As he matured and developed his own style, Matta blended abstraction, figuration, and multi-dimensional spaces into complex, cosmic landscapes inhabited by anthropomorphic figures. Matta's exploration of the unconscious mind through a symbolic language of abstract forms greatly influenced the early development Abstract Expressionism.
Matta's connections with Breton's surrealist movement were severed following a private disagreement concerning Arshile Gorky. He was accused of indirectly causing Gorky's suicide, due to an affair with Gorky's wife. This led to his formal expulsion from the group, and Matta further broke with the conventions of the Surrealist movement by incorporating deliberate elements of social and political awareness to his work. Matta strongly believed that art could shape the landscape of our existence, and was very involved in the socialist movements of the 1960s and 1970s.
Beginning in the 1990s, Matta worked on a series of etchings, leading up to his final work, La Source Du Calm (2002). These carborundum etchings are works of masterful control, exuberant with color and inventiveness. Although more joyful than many of his earlier works, they continue the exploration of sexual themes, engaging and exploring the female/male dichotomy. Both the ever-present humanoid figures and fantastical science-fiction domain consistent in Matta’s work are noticeably present.

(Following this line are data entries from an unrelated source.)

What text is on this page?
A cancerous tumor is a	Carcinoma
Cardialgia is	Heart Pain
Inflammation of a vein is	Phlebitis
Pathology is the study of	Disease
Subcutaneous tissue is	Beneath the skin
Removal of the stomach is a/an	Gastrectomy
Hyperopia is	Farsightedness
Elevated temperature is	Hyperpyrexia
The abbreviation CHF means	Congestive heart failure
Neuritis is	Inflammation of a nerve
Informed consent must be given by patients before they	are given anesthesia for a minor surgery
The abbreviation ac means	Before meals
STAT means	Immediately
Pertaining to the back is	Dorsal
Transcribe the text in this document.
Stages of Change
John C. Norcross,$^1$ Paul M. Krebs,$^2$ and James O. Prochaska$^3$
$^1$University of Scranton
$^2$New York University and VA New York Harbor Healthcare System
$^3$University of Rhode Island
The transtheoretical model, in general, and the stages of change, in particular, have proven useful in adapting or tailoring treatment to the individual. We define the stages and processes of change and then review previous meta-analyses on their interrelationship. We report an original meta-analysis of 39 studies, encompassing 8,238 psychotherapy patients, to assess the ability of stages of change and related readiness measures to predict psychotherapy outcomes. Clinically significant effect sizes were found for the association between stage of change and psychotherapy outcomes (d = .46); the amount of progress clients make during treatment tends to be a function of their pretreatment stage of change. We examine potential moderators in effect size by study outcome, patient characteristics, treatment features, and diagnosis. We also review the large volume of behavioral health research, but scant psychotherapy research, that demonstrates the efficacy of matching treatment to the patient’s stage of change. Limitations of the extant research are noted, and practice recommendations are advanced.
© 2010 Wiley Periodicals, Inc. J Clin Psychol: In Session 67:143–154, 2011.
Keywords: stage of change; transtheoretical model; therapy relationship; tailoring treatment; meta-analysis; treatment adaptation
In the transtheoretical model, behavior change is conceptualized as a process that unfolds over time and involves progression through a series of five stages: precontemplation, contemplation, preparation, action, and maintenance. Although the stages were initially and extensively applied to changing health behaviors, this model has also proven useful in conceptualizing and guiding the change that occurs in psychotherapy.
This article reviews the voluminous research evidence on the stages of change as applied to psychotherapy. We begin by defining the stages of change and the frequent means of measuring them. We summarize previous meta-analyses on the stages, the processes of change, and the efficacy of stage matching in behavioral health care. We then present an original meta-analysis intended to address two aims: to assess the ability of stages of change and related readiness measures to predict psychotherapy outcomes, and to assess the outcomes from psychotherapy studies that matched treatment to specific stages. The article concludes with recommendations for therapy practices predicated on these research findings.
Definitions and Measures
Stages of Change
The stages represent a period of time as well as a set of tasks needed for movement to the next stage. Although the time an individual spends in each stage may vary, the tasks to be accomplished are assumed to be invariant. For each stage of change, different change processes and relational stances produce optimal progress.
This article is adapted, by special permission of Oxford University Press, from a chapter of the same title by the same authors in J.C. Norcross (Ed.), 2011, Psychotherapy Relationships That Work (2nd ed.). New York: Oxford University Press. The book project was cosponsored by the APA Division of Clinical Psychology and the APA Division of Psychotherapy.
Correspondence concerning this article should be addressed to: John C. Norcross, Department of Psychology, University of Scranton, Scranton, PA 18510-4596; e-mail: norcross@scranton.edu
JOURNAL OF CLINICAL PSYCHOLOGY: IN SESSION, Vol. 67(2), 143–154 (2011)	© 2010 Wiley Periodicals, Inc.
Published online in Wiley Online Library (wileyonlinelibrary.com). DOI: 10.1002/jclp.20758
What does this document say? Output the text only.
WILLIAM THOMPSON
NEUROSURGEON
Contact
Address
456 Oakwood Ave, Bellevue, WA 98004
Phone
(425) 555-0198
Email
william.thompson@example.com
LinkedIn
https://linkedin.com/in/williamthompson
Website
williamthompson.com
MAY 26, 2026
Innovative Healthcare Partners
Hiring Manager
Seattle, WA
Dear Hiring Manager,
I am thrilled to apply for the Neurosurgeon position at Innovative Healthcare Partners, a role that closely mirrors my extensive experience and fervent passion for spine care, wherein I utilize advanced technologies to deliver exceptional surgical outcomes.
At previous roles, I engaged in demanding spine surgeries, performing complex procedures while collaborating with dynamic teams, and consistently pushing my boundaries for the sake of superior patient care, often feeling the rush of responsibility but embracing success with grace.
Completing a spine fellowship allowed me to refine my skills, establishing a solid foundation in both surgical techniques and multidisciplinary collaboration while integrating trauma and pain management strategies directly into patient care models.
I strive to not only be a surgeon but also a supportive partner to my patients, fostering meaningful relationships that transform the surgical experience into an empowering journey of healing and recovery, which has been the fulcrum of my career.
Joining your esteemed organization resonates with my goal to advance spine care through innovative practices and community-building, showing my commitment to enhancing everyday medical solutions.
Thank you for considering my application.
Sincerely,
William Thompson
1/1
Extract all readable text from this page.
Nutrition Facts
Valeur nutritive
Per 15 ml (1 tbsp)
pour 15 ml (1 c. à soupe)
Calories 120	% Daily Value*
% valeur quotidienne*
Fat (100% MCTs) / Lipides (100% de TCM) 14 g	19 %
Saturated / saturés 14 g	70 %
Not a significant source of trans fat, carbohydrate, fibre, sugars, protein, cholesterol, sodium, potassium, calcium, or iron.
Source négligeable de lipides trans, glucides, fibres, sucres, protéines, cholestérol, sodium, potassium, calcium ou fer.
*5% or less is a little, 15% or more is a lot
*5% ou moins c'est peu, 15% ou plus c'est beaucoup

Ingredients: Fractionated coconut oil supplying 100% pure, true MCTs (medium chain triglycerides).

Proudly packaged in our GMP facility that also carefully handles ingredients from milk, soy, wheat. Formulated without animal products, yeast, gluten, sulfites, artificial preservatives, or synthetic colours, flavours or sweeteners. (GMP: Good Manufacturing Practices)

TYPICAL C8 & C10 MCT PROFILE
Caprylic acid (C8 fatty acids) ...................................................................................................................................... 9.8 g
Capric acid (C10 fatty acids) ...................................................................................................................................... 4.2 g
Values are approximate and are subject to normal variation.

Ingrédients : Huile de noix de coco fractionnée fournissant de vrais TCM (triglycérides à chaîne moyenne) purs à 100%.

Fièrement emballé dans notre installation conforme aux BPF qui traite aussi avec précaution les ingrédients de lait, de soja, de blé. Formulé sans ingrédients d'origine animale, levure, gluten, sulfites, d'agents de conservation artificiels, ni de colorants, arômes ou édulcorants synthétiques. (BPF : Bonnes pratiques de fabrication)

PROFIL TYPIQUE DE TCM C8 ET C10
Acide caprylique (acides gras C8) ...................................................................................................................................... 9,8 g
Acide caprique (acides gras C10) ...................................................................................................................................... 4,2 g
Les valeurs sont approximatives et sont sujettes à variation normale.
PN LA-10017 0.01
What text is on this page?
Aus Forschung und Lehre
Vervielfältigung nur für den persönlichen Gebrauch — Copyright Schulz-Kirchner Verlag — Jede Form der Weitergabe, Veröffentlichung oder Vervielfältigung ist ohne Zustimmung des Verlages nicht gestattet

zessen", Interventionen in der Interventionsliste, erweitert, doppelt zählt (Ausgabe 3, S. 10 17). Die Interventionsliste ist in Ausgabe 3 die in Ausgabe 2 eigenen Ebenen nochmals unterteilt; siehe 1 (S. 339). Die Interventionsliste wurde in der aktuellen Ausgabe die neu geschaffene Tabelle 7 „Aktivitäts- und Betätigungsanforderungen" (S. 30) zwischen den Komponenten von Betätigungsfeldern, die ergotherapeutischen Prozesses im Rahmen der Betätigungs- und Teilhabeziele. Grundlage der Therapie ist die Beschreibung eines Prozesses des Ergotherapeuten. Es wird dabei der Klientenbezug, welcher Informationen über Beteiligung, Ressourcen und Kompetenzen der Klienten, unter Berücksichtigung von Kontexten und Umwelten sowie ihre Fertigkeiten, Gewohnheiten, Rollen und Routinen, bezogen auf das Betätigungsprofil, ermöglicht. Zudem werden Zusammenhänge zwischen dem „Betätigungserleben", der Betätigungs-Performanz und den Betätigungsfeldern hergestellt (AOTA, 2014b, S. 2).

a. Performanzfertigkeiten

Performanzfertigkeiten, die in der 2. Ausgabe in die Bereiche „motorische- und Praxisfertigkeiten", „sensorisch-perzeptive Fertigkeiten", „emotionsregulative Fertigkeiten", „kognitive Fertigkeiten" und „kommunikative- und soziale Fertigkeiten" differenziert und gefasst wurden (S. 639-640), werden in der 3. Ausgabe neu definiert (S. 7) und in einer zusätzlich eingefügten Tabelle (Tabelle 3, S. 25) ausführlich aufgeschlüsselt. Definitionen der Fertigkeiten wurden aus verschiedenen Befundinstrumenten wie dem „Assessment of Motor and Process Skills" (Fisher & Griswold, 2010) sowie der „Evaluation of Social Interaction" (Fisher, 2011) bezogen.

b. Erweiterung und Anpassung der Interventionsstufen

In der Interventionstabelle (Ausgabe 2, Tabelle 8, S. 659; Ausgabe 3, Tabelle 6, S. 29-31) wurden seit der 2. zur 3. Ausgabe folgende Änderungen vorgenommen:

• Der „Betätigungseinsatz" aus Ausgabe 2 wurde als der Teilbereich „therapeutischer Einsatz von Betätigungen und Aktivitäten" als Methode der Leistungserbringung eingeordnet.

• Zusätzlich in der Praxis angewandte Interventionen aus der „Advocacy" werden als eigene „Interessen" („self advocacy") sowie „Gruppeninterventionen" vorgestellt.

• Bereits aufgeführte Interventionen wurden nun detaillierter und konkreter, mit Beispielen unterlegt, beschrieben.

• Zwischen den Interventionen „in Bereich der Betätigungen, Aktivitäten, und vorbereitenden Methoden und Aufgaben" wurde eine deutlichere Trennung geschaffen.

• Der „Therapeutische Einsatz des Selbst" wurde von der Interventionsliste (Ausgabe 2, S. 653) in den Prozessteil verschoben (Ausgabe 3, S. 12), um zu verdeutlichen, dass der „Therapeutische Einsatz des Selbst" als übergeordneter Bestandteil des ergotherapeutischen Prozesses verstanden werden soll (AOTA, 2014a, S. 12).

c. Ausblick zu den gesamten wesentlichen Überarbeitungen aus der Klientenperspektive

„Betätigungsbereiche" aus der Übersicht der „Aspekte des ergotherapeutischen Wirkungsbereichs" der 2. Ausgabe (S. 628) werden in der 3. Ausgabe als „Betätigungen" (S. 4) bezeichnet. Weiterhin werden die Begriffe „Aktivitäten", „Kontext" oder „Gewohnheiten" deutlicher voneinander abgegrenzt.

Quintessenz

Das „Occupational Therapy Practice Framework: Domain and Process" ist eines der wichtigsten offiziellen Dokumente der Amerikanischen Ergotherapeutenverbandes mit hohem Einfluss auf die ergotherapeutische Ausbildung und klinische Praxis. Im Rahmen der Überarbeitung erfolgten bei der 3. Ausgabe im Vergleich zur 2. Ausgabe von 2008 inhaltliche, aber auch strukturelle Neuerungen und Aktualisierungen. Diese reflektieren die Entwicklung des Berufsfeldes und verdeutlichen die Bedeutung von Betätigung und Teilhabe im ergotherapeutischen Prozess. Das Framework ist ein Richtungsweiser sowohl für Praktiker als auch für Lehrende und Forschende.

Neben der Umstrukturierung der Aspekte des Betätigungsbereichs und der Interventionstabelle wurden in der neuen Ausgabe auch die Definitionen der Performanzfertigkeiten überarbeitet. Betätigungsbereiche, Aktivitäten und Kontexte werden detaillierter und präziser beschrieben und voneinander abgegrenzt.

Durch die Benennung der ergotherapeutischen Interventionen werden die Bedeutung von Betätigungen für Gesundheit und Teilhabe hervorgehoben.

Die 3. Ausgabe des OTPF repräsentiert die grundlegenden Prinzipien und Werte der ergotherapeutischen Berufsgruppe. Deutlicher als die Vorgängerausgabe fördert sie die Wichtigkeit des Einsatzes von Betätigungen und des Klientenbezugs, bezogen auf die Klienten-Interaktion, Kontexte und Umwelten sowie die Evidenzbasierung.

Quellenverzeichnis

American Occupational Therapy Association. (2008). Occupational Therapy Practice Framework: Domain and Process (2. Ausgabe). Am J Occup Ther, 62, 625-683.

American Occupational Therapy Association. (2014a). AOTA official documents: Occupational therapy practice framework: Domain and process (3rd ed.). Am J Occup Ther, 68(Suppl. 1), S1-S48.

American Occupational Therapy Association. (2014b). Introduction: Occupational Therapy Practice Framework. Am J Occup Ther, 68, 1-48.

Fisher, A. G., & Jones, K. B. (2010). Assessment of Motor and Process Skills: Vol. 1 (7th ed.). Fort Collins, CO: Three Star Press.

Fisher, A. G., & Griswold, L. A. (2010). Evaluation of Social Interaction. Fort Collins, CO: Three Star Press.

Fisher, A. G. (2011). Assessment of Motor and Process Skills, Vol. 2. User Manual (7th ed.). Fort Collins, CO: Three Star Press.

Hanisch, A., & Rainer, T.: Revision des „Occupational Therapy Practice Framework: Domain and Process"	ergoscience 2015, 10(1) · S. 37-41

From his apocalyptic visions of the 1940s to his politically satirical work of the 1960s and 70s, Matta continuously pushed boundaries; the certainty of structures, the hazy division between internal and external worlds, the activist role of the artist, and at its core, the physical process of painting. As a bridge between Surrealism and Abstract Expressionism, Matta is often characterized as a cultural catalyst; and with artists such as Motherwell, Pollock and Baziotes citing him as inspiration, Roberto Matta was undeniably a seminal contributor to modern art.